4- Who can help you learn more about financial matters?

A trusted financial planner or advisor can help you to create a financial plan. If you don’t know how much money you spend each month, you can’t decide how much to save.

If you owe too much money, you may want to start with credit counseling as a first step. Consolidating your debts and paying off what you owe is the best place to start.

Recognize that the financial services industry can be confusing. A financial advisor may be an insurance and annuity salesperson who earns a commission when you buy their products. A financial adviser may be someone who sells stocks or mutual funds.

In contrast, a financial planner (sometimes called a CFP) creates a financial plan. If you’re interested in achieving your financial goals, a financial plan can help you get there.

Ask any financial advisor if they’re acting as a fiduciary, or in your best financial interests.

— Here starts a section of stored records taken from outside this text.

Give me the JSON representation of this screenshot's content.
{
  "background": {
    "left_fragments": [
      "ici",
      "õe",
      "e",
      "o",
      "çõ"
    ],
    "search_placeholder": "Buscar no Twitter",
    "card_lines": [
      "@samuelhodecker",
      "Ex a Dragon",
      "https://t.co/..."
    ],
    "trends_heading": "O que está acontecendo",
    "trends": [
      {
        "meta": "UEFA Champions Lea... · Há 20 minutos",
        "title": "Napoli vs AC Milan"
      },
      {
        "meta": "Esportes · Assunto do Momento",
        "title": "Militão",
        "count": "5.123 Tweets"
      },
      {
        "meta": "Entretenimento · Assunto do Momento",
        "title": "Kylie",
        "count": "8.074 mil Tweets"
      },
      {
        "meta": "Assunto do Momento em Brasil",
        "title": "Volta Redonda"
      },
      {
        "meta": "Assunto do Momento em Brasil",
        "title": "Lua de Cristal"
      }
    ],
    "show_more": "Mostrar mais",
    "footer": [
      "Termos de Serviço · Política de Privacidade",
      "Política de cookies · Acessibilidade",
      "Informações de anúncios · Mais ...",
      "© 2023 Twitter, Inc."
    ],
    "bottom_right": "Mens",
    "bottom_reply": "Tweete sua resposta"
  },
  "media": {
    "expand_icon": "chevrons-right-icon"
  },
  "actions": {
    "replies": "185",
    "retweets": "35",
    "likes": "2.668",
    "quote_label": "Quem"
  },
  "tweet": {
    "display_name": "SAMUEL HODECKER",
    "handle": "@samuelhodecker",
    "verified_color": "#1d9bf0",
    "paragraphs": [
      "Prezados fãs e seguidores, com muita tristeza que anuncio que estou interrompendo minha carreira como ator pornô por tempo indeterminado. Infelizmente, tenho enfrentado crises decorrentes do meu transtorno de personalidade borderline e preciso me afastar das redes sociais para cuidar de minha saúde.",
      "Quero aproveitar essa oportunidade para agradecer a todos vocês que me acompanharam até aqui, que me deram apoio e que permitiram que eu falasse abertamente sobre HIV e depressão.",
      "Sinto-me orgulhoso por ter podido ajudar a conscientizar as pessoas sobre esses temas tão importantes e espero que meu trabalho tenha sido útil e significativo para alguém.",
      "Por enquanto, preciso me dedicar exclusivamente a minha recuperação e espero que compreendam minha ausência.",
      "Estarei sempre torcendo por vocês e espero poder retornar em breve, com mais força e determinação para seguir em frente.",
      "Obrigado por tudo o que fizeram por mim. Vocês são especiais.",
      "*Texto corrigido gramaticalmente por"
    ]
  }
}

A fiduciary is legally committed to work in this manner.

5- How do I avoid pitfalls based on earlier assumptions about money?

Making new financial habits can be challenging. For instance, committing to the decision to invest a certain amount of money each month in your retirement plan can result in fewer discretionary purchases.

Get support from friends and family about changing your money habits. Your significant other must be on board. Is your partner supportive of the decision to save more for the future? Do they agree it’s essential to save for unexpected emergencies or life events?

It’s important to ask questions when setting financial goals. Gather the information and resources you need to make and achieve a strong financial future.